In the first case, we encode and then scale, in the second case we instead scale first and then encode.

transform_1 = make_pipeline(encode, scale)
dft = transform_1.fit_transform(df)
dft.head(5)
patient_id_P000 patient_id_P001 patient_id_P002 patient_id_P003 patient_id_P004 patient_id_P005 patient_id_P006 patient_id_P007 patient_id_P008 patient_id_P009 ... patient_id_P013 patient_id_P014 patient_id_P015 patient_id_P016 patient_id_P017 patient_id_P018 patient_id_P019 age sex_F sex_M
0 4.358899 -0.229416 -0.229416 -0.229416 -0.229416 -0.229416 -0.229416 -0.229416 -0.229416 -0.229416 ... -0.229416 -0.229416 -0.229416 -0.229416 -0.229416 -0.229416 -0.229416 -1.301570 0.904534 -0.904534
1 -0.229416 4.358899 -0.229416 -0.229416 -0.229416 -0.229416 -0.229416 -0.229416 -0.229416 -0.229416 ... -0.229416 -0.229416 -0.229416 -0.229416 -0.229416 -0.229416 -0.229416 -0.709947 0.904534 -0.904534
2 -0.229416 -0.229416 4.358899 -0.229416 -0.229416 -0.229416 -0.229416 -0.229416 -0.229416 -0.229416 ... -0.229416 -0.229416 -0.229416 -0.229416 -0.229416 -0.229416 -0.229416 0.059162 -1.105542 1.105542
3 -0.229416 -0.229416 -0.229416 4.358899 -0.229416 -0.229416 -0.229416 -0.229416 -0.229416 -0.229416 ... -0.229416 -0.229416 -0.229416 -0.229416 -0.229416 -0.229416 -0.229416 -1.479057 -1.105542 1.105542
4 -0.229416 -0.229416 -0.229416 -0.229416 4.358899 -0.229416 -0.229416 -0.229416 -0.229416 -0.229416 ... -0.229416 -0.229416 -0.229416 -0.229416 -0.229416 -0.229416 -0.229416 -0.473298 0.904534 -0.904534

5 rows × 23 columns

transform_2 = make_pipeline(scale, encode)
dft = transform_2.fit_transform(df)
dft.head(5)
patient_id_P000 patient_id_P001 patient_id_P002 patient_id_P003 patient_id_P004 patient_id_P005 patient_id_P006 patient_id_P007 patient_id_P008 patient_id_P009 ... patient_id_P013 patient_id_P014 patient_id_P015 patient_id_P016 patient_id_P017 patient_id_P018 patient_id_P019 age sex_F sex_M
0 1.0 0.0 0.0 0.0 0.0 0.0 0.0 0.0 0.0 0.0 ... 0.0 0.0 0.0 0.0 0.0 0.0 0.0 -1.301570 1.0 0.0
1 0.0 1.0 0.0 0.0 0.0 0.0 0.0 0.0 0.0 0.0 ... 0.0 0.0 0.0 0.0 0.0 0.0 0.0 -0.709947 1.0 0.0
2 0.0 0.0 1.0 0.0 0.0 0.0 0.0 0.0 0.0 0.0 ... 0.0 0.0 0.0 0.0 0.0 0.0 0.0 0.059162 0.0 1.0
3 0.0 0.0 0.0 1.0 0.0 0.0 0.0 0.0 0.0 0.0 ... 0.0 0.0 0.0 0.0 0.0 0.0 0.0 -1.479057 0.0 1.0
4 0.0 0.0 0.0 0.0 1.0 0.0 0.0 0.0 0.0 0.0 ... 0.0 0.0 0.0 0.0 0.0 0.0 0.0 -0.473298 1.0 0.0

5 rows × 23 columns

The result of transform_1 is that the features that have been generated by the OneHotEncoder are then scaled by the StandardScaler, because the new features are numeric and are therefore selected in the next step.

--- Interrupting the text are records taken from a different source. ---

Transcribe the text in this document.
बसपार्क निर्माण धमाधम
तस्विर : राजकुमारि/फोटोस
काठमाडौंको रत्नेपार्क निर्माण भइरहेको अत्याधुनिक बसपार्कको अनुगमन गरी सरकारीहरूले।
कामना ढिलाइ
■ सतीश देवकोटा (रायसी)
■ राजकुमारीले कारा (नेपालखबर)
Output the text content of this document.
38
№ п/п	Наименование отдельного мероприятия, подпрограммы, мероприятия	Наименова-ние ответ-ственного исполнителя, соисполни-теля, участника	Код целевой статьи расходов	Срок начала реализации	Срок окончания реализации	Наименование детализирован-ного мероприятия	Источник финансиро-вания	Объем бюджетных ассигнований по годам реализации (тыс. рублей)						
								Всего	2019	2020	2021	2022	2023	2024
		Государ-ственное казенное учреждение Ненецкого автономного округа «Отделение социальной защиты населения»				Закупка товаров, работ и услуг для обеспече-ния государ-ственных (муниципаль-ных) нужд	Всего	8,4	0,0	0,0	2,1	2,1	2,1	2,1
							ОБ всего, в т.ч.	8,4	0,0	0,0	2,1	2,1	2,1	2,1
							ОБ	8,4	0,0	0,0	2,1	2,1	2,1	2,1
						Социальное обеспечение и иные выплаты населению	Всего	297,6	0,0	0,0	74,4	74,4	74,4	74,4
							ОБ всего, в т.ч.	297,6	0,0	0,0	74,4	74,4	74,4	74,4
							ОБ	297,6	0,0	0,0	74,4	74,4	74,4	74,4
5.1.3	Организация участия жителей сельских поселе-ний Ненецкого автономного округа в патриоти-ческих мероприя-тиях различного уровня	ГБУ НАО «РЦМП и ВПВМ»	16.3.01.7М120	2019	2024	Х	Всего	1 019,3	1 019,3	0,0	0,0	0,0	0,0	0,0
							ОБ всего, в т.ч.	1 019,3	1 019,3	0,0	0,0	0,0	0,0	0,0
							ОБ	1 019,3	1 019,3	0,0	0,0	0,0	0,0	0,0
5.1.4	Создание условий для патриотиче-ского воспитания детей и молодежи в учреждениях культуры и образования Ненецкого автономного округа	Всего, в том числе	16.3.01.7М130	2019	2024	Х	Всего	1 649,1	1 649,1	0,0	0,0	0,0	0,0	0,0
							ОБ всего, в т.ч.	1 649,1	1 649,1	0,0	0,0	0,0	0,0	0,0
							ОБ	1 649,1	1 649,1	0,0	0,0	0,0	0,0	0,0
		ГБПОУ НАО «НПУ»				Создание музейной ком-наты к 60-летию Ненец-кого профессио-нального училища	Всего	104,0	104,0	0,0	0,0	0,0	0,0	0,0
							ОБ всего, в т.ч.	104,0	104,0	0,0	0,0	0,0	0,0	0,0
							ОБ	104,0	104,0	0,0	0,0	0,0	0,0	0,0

In many cases, this behavior is not desired: while some model types may not be affected by the different ordering (such as tree-based models), linear models and NN-based models may produce worse results.

6.5 Conclusions

In this chapter we explored how skrub helps with selecting and transforming specific columns using various transformers. While these transformers can take simple lists of columns to work, they become far more flexible and powerful when they are combined with the skrub selectors, which is the subject of the next chapter.